Read The Bookseller of Kabul Page 14


  After hours of speeches the flag is to be raised at last, Ali’s green flag, janda, which has not been raised for five years. The flagpole lies on the ground, the top facing the mosque. To the beating of drums and the rejoicing of the crowds Karzai raises the pole, and the religious flag is run up. It will fly for forty days. Shots are fired and the barriers opened. The ten thousand who have been waiting outside pile in, to the mosque, the tomb and the flag.

  Mansur has had enough of crowds and celebrations and wants to shop. Ali will have to wait. He has been thinking about it for a long time. Every family member will get a present. If everyone gets a bite of the journey his father will be better disposed towards him in the future.

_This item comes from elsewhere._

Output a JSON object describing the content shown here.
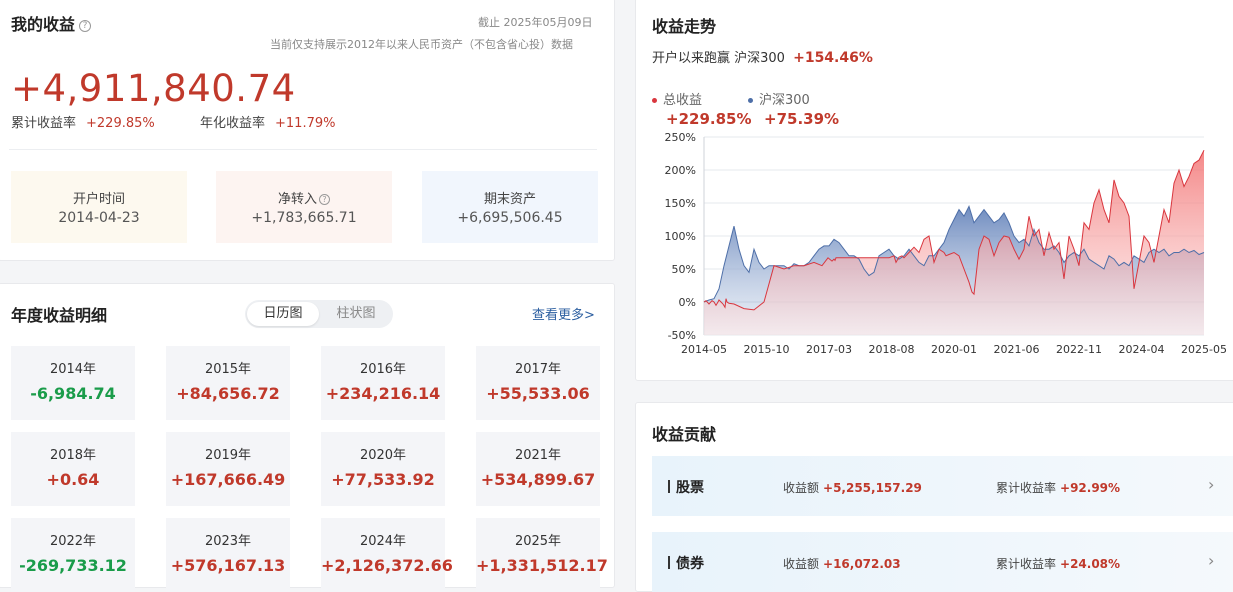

  He buys prayer rugs, kerchiefs and prayer beads. Then he buys sugar crystals - big crystals which one bites pieces off and crunches in tea. He knows that his grandmother, Bibi Gul, will forgive every sin he has ever committed or is ever likely to commit if he returns home with the heavy sugar crystals that are made only in Mazar. In addition he buys dresses and jewellery for his aunts, and sunglasses for his uncles and brothers. He has never seen sunglasses for sale in Kabul. Loaded down with all this, in large, pink plastic bags advertising ‘Pleasure - Special Light Cigarettes’, he returns to Kalif Ali’s grave. The New Year presents must be blessed.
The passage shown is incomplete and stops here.